When WPF was released over three years ago I was expecting it to become the dominant desktop technology by now. This has not been the case, which is lucky for me because it has taken until now for me to complete the original set of components I wanted to create for Krypton.
But I do think that given enough time it will gradually take over because of the extra power and flexibility it provides. Silverlight 3 now makes it possible to build desktop quality applications for the web which has the potential to really drive the adoption of XAML and WPF.
So to make sure I don’t completely miss the boat I need to start playing around with Silverlight/WPF and coming up with ideas for components. Given that Silverlight/WPF will be around for at least a decade it makes sense to create some controls or components that have a long potential lifetime of use. Write once and sell for a decade feels like a good business model. It also makes sense to start with components that can be used as building blocks for creating bigger and better components in the future.
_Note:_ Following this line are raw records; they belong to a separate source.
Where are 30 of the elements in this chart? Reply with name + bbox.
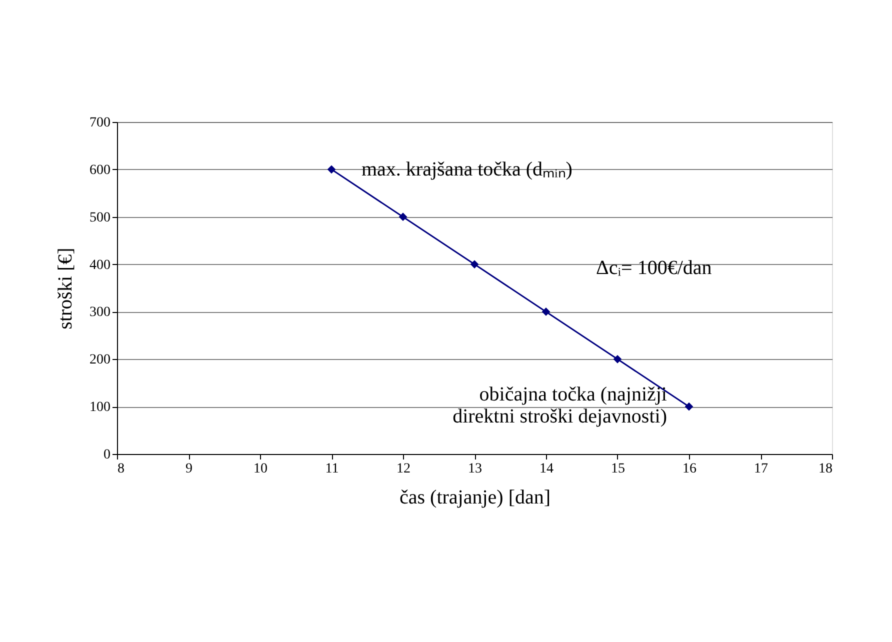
y-tick-label: 500 bbox=[90, 210, 110, 226]
annotation: Δcᵢ= 100€/dan bbox=[596, 257, 712, 280]
x-tick-label: 17 bbox=[754, 462, 768, 476]
y-axis-title: stroški [€] bbox=[54, 248, 76, 330]
point bbox=[398, 212, 408, 222]
x-tick-label: 11 bbox=[325, 462, 339, 476]
y-tick-label: 700 bbox=[90, 116, 110, 130]
y-tick-label: 0 bbox=[104, 448, 110, 462]
y-tick-label: 400 bbox=[90, 258, 110, 273]
x-tick-label: 15 bbox=[611, 462, 625, 476]
point bbox=[613, 354, 622, 364]
x-tick-label: 16 bbox=[682, 462, 696, 476]
x-tick-label: 8 bbox=[118, 462, 124, 476]
point bbox=[684, 402, 694, 411]
y-tick-label: 100 bbox=[90, 400, 110, 416]
point bbox=[542, 308, 550, 316]
annotation: max. krajšana točka (dₘᵢₙ) bbox=[362, 158, 572, 180]
annotation: običajna točka (najnižji direktni stroški dejavnosti) bbox=[452, 384, 668, 428]
y-tick-label: 600 bbox=[90, 162, 110, 178]
y-tick-label: 200 bbox=[90, 352, 110, 368]
x-tick-label: 10 bbox=[254, 462, 268, 476]
point bbox=[470, 260, 479, 268]
x-tick-label: 13 bbox=[468, 462, 482, 476]
y-tick-label: 300 bbox=[90, 305, 110, 320]
x-tick-label: 9 bbox=[186, 462, 192, 476]
point bbox=[327, 165, 336, 174]
x-axis-title: čas (trajanje) [dan] bbox=[399, 486, 551, 508]
x-tick-label: 14 bbox=[540, 462, 554, 476]
x-tick-label: 12 bbox=[396, 462, 410, 476]
x-tick-label: 18 bbox=[818, 462, 832, 476]
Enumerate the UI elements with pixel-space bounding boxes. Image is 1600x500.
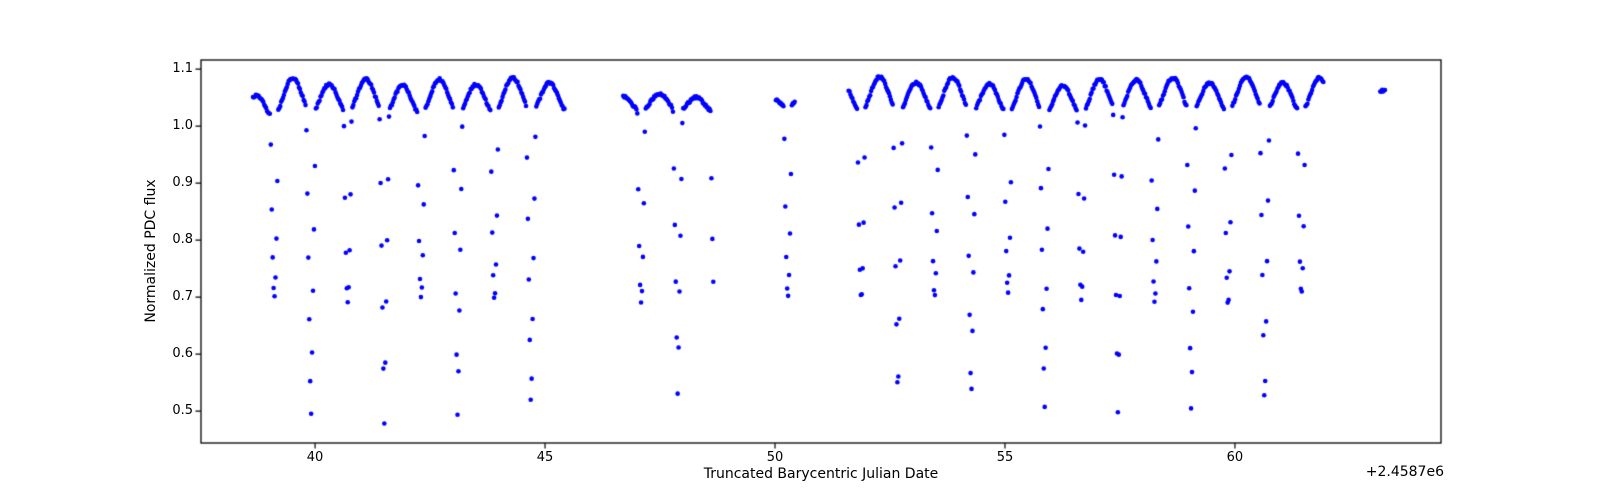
y-tick-label: 0.9 [172, 175, 193, 191]
y-tick-label: 0.6 [172, 346, 193, 362]
x-axis-label: Truncated Barycentric Julian Date [703, 466, 939, 482]
y-tick-label: 0.8 [172, 232, 193, 248]
x-tick-label: 45 [536, 450, 554, 465]
y-tick-label: 0.7 [172, 289, 193, 305]
y-tick-label: 1.0 [172, 118, 193, 134]
x-tick-label: 60 [1226, 450, 1244, 465]
y-tick-label: 1.1 [172, 61, 193, 77]
x-tick-label: 50 [766, 450, 784, 465]
x-tick-label: 55 [996, 450, 1014, 465]
y-tick-label: 0.5 [172, 403, 193, 419]
x-axis-offset-text: +2.4587e6 [1365, 464, 1444, 480]
x-tick-label: 40 [306, 450, 324, 465]
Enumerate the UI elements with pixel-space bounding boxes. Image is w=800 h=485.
The first result of my experimenting is an animating panel that this pluggable. This MetaPanel control is intended to solve two related problems. First is the problem of changing panel layouts. If you want to alter the layout of children between a WrapPanel to a StackPanel you need to create the StackPanel, move all the children across and then remove the old WrapPanel. Not difficult but a painful process.
The MetaPanel control instead has a pluggable layout algorithm so that you can switch the layout without having to create a new control. This is a much easier process to manage and also makes it easy for the developer to create custom pluggable layout algorithms for specialized scenarios.
The second problem is one of animation. As panel children are moved to new locations it would be nice to have some form of animation in order to give the user visual feedback. If you are moving all the children from one panel control to another this becomes very difficult to achieve. But as our children are always children of our single MetaPanel it becomes very easy. Whenever the layout is changed we animate the children to new positions. In fact the animation algorithm is also pluggable allowing maximum flexibility in specifying different animation requirements. With the layout and animation being pluggable you can see why I named it MetaPanel.
Use this MetaPanel TestPage link to see a simple Silverlight application that allows you to play around with the control. You should see something like the following…
Use the top row to add and remove child items.
Use the second row to change the layout algorithm.
Use the third row to alter layout specific values.
Use the last row to alter animation settings.